Dominique is also a devoted volunteer at the Ronald McDonald House® of Southeastern Michigan, where her mom serves as president. As Deborah explains, giving back to your surrounding community is an important part of being a McDonald's owner/operator.
"Without the community, there is no McDonald's," says Deborah. "Everyone in our community knows that I am (the president) because the community is built up of churches, schools, businesses, hospitals, the neighborhoods, your friends and family."

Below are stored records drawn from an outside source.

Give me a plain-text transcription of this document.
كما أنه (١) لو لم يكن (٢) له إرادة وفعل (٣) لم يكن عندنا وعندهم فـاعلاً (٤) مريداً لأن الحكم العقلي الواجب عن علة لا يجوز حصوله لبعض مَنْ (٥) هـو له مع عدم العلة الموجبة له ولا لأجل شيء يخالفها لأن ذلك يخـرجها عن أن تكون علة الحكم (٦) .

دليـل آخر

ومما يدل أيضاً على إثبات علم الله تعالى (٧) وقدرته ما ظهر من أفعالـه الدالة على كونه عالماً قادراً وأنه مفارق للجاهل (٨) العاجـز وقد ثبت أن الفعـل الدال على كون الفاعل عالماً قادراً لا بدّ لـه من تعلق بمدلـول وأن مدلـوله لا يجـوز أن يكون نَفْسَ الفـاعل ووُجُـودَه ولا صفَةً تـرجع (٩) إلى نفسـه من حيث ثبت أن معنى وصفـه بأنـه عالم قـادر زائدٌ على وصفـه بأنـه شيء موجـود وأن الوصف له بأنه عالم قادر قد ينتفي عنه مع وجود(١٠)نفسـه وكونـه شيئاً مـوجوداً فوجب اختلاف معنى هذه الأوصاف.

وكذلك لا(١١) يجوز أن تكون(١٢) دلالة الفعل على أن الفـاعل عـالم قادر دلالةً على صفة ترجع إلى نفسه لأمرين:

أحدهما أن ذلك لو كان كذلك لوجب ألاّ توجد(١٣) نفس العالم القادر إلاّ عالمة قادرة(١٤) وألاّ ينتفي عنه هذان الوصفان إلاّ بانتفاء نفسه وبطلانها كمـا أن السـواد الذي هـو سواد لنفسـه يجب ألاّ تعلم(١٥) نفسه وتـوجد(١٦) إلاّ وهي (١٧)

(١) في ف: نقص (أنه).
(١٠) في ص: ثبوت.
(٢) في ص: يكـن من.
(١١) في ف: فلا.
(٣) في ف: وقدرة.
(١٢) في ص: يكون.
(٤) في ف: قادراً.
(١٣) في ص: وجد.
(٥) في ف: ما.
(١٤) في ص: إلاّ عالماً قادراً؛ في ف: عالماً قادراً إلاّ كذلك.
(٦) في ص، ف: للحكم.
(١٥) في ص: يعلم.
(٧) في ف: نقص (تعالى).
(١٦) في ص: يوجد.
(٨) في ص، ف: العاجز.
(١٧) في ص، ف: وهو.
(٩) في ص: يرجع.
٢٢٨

By engaging the community, she says, the restaurant helps create a positive relationship among community members.
"We have McTeacher's Night® where the schools will come in and the teachers and the counselors would work behind the counters," says Deborah. "And the students will come in and make a purchase to raise funds for the school."
As she explains, building trust as a business is important in establishing a relationship with the community.
"We work shoulder-to-shoulder with the community and are not afraid to have community leaders come behind the counter with questions about our food and how we do business," Deborah says. "We do store tours at our restaurants. I take them into my freezers, in my walk-ins, to let them know this is the real deal. These are the real products that we have in our stores. By word of mouth, that's how it gets out to the community."
But nothing gets out to the community faster than providing top-notch customer service.
"You have to treat all of our guests with the same respect that you would want to be treated by someone else if you went into another location. That is one of our biggest things at our restaurants-that we are a customer service-friendly organization," says Dominque. "We have hospitable cashiers when you come through the doors, and friendly people at our drive-thrus. So that is one of our top priorities that we try to keep: 100 percent customer satisfaction."